International Journal of Computer Applications |
Foundation of Computer Science (FCS), NY, USA |
Volume 55 - Number 10 |
Year of Publication: 2012 |
Authors: M. L. Dhore, S. K. Dixit, T. D. Sonwalkar |
10.5120/8791-2776 |
M. L. Dhore, S. K. Dixit, T. D. Sonwalkar . Analyzing Probability Vectors for Named Entity Statistical Machine Transliteration. International Journal of Computer Applications. 55, 10 ( October 2012), 28-34. DOI=10.5120/8791-2776
Machine transliteration systems are classified as either Rule-based methods or statistical methods. A rule-based method focuses on transliterating names using lots of human-made rules set.
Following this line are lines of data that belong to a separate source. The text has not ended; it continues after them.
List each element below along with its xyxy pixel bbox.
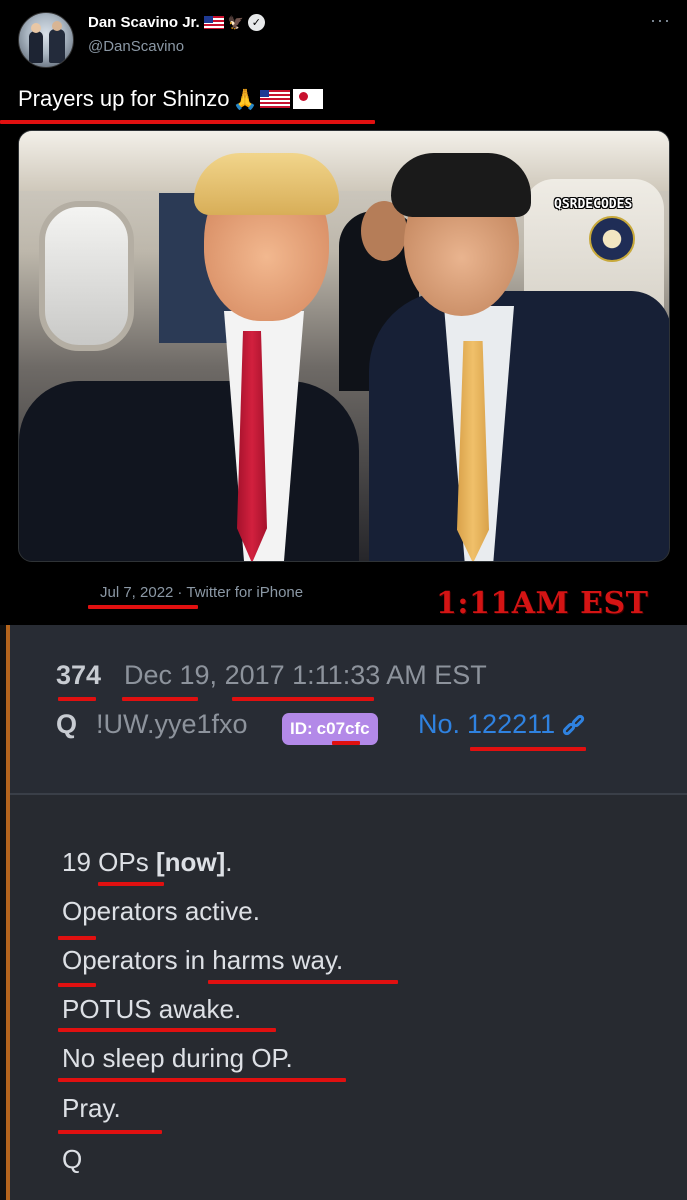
more-options-icon[interactable]: ···: [650, 10, 671, 31]
japan-flag-icon: [293, 89, 324, 109]
red-underline: [88, 605, 198, 609]
red-underline: [58, 983, 96, 987]
post-line-2: Operators active.: [62, 896, 260, 926]
avatar-figure-left: [29, 31, 43, 63]
post-line-3: Operators in harms way.: [62, 945, 343, 976]
overlay-time-label: 1:11AM EST: [436, 586, 649, 621]
photo-window: [39, 201, 134, 351]
period: .: [225, 847, 233, 877]
red-underline: [232, 697, 374, 701]
red-underline: [332, 741, 360, 745]
tweet-text: Prayers up for Shinzo: [18, 86, 230, 111]
red-underline: [58, 1028, 276, 1032]
praying-hands-icon: 🙏: [232, 88, 258, 111]
now-tag: [now]: [148, 847, 226, 877]
meta-separator: ·: [177, 584, 183, 601]
avatar-head-right: [52, 21, 62, 31]
ops-word: OPs: [98, 847, 149, 877]
display-name-row[interactable]: Dan Scavino Jr. 🦅 ✓: [88, 14, 265, 31]
id-label: ID:: [290, 719, 313, 738]
tweet-text-row: Prayers up for Shinzo 🙏: [18, 86, 324, 112]
tweet-meta: Jul 7, 2022 · Twitter for iPhone: [100, 584, 303, 601]
avatar[interactable]: [18, 12, 74, 68]
red-underline: [208, 980, 398, 984]
red-underline: [98, 882, 164, 886]
photo-person-right-hair: [391, 153, 531, 217]
post-line-5: No sleep during OP.: [62, 1043, 293, 1073]
photo-person-left-suit: [19, 381, 359, 561]
post-date-seconds: :33 AM EST: [342, 660, 487, 690]
verified-badge-icon: ✓: [247, 14, 265, 31]
us-flag-icon: [260, 90, 291, 108]
post-date-time: 1:11: [284, 660, 343, 690]
operators-word: Operators: [62, 945, 185, 975]
post-date-year: 2017: [224, 660, 285, 690]
post-date-day: Dec 19,: [124, 660, 225, 690]
red-underline: [58, 1130, 162, 1134]
photo-person-left-hair: [194, 153, 339, 215]
post-no-value[interactable]: 122211: [467, 709, 555, 740]
post-author: Q: [56, 709, 78, 739]
red-underline: [470, 747, 586, 751]
post-line-6: Pray.: [62, 1093, 121, 1123]
photo-person-right-suit: [369, 291, 669, 561]
post-id-badge[interactable]: ID: c07cfc: [282, 713, 378, 745]
red-underline: [122, 697, 198, 701]
eagle-icon: 🦅: [227, 14, 244, 30]
avatar-figure-right: [49, 29, 65, 63]
tweet-card: Dan Scavino Jr. 🦅 ✓ @DanScavino ··· Pray…: [0, 0, 687, 625]
tweet-date[interactable]: Jul 7, 2022: [100, 584, 173, 601]
red-underline: [58, 697, 96, 701]
red-underline: [58, 936, 96, 940]
us-flag-icon: [203, 16, 224, 29]
user-handle[interactable]: @DanScavino: [88, 38, 184, 55]
harms-way-phrase: in harms way.: [184, 945, 344, 975]
avatar-head-left: [31, 23, 41, 33]
presidential-seal-icon: [589, 216, 635, 262]
post-number[interactable]: 374: [56, 660, 101, 691]
post-signature: Q: [62, 1144, 83, 1174]
tweet-source[interactable]: Twitter for iPhone: [186, 584, 303, 601]
id-value: c07cfc: [316, 719, 370, 738]
tweet-photo[interactable]: QSRDECODES: [18, 130, 670, 562]
red-underline: [0, 120, 375, 124]
post-no-label: No.: [418, 709, 461, 739]
red-underline: [58, 1078, 346, 1082]
post-tripcode: !UW.yye1fxo: [96, 709, 248, 739]
link-icon[interactable]: [561, 712, 586, 737]
post-line-1: 19 OPs [now].: [62, 847, 233, 878]
photo-watermark: QSRDECODES: [554, 197, 633, 212]
display-name[interactable]: Dan Scavino Jr.: [88, 14, 200, 31]
post-date: Dec 19, 2017 1:11:33 AM EST: [124, 660, 487, 691]
post-line-4: POTUS awake.: [62, 994, 242, 1024]
post-link[interactable]: No. 122211: [418, 709, 586, 740]
ops-count: 19: [62, 847, 99, 877]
These systems are simple to implement but require huge amount of language expertise. In statistical methods, the importance is given in converting transliteration problem into a classification problem and employs a statistical model to solve this classification problem. Though these methods don't require expert knowledge of Language model, they need large amounts of bilingual data and good algorithm for training. Currently, basic Markov Chain Model (MM), Extended Markov Chain (EMC), Hidden Markov Model (HMM), Conditional Random Fields (CRF), Decision Tree (DT), Maximum Entropy Markov Model (MEMM) and Support Vector Machine (SVM) are the popular statistical approaches used by many researchers across the globe. This paper focuses on mathematical analysis of different statistical approaches used in machine transliteration of named entity which would be beneficial for many upcoming researchers to know the mathematics used behind the curtains.